Second, the cost of the policy comes from the benefit it offers to the better off not the least well off. It is those in the top half of the income distribution who benefit most from the rise in the personal tax allowance, as they do from raising the 40p tax threshold. Spending the same amount of money to raise the National Insurance threshold would offer greater benefit to those on low to middle incomes. But if you really wanted to support the least well off, raising the work allowance in Universal Credit would be a far more effective way of targeting the same money.

The Budget appears to offer another round of positive news on growth, employment and earnings with the OBR revising upwards its forecasts from the Autumn Statement. But there are question marks over how good the recovery feels for the typical worker. While jobs growth is strong, the number of employees is falling, with an unprecedented growth in self employment – 211,000 in one quarter filling the gap. All the indications are that this is not the self-employment of highly paid freelancers but a low paid, more precarious form of self-employment.

Resolution Foundation projections for median wages also look markedly less rosy than the OBR’s projections for average wages.

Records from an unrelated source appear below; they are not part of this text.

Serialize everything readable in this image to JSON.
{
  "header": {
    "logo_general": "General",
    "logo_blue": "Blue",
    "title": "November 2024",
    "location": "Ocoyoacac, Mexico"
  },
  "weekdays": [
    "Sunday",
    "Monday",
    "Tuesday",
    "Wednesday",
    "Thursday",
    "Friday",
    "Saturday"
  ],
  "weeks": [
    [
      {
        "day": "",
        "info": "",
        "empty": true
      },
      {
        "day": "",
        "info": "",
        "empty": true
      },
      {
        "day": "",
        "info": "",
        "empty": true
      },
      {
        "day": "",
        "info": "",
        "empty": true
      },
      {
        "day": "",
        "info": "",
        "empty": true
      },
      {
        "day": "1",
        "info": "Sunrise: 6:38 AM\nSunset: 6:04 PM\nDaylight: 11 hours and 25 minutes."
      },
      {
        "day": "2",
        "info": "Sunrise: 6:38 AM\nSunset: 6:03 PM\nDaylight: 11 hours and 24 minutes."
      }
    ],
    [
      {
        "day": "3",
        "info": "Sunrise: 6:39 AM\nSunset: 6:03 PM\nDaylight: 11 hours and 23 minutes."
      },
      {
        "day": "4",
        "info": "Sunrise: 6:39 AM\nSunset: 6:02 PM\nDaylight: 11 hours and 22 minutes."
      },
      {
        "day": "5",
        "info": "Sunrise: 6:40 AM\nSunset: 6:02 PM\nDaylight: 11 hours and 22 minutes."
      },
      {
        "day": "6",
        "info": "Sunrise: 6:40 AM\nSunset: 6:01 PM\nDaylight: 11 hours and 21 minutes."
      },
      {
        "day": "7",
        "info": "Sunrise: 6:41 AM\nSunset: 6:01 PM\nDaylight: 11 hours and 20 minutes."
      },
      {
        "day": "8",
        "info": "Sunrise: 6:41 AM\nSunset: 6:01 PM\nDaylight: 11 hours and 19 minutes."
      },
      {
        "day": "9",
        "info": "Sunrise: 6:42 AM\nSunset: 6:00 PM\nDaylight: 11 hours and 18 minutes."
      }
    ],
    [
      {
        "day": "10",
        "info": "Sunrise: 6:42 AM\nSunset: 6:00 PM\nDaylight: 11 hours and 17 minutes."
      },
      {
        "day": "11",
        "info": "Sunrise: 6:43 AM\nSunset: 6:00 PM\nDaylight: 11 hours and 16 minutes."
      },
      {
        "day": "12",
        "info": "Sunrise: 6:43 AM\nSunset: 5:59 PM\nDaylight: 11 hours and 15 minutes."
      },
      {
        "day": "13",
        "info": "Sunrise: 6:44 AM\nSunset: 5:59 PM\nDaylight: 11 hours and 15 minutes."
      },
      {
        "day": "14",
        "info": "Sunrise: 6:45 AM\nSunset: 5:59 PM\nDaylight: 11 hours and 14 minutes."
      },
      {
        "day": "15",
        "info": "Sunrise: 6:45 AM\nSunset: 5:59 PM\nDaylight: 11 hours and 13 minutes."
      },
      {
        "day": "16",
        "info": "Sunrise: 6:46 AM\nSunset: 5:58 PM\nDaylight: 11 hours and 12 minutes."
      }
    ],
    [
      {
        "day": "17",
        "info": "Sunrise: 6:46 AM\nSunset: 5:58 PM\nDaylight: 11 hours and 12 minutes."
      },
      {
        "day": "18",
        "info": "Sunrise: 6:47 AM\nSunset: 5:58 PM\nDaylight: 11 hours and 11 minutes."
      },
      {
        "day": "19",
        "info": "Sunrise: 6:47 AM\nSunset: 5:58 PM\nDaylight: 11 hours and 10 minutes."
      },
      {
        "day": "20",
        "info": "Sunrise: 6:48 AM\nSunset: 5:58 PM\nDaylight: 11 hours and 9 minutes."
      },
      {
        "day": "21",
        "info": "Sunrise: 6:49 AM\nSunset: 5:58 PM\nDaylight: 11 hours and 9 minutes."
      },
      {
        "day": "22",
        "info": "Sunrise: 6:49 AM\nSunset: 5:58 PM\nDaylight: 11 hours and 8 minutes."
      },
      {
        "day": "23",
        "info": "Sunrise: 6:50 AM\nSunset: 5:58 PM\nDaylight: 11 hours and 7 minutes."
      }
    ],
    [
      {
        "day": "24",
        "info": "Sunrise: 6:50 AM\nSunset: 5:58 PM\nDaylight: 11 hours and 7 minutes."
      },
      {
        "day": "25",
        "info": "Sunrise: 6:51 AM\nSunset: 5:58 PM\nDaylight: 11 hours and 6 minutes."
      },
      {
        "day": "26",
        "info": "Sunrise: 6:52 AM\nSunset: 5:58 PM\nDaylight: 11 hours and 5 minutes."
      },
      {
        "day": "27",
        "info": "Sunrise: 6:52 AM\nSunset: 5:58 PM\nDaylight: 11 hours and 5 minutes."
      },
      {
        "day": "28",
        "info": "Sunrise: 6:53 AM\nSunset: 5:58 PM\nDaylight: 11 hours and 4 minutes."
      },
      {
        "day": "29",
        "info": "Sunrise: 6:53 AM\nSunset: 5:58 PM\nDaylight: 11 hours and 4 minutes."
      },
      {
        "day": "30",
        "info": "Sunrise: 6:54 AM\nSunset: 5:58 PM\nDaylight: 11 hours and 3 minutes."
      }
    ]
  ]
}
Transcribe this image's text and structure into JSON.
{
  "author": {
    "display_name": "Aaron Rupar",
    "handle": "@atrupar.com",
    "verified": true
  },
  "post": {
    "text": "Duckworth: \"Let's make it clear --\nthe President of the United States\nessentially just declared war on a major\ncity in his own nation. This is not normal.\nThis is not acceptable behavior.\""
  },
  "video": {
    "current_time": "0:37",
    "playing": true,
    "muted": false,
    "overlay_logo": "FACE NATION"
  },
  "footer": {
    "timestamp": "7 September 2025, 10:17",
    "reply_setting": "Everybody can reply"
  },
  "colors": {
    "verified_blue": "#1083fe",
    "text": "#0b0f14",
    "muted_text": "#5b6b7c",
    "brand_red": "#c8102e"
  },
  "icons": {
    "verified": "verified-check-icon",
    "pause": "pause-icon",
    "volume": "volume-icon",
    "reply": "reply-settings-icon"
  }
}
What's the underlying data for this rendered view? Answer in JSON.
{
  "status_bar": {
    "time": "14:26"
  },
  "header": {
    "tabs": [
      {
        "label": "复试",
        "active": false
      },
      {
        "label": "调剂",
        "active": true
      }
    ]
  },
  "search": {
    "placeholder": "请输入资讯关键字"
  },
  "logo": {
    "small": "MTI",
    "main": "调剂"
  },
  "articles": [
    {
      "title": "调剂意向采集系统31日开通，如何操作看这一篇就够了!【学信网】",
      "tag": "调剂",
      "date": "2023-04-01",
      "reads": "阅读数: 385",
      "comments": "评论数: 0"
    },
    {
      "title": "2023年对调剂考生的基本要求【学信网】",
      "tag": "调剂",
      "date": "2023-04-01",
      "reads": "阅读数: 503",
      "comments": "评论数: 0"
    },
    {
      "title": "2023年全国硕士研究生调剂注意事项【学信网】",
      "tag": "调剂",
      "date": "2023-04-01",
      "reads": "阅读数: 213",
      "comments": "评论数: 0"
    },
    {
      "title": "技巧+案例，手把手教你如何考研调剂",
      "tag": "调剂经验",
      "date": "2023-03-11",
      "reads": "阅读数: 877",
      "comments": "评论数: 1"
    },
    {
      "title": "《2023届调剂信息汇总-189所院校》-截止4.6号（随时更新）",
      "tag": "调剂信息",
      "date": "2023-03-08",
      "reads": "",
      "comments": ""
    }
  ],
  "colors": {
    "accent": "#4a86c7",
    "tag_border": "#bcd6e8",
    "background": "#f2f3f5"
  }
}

While the OBR now expects average wages to recover their pre-crisis level slightly earlier in 2017-18 than at the Autumn Statement, our projections suggest that typical wages will continue to fall short of their pre-crisis level.

The question for the Chancellor is whether those on low to middle incomes will give him the benefit of the doubt, despite not feeling the warmth of the recovery he describes or whether the gap between his rhetoric and their reality will start to cost him.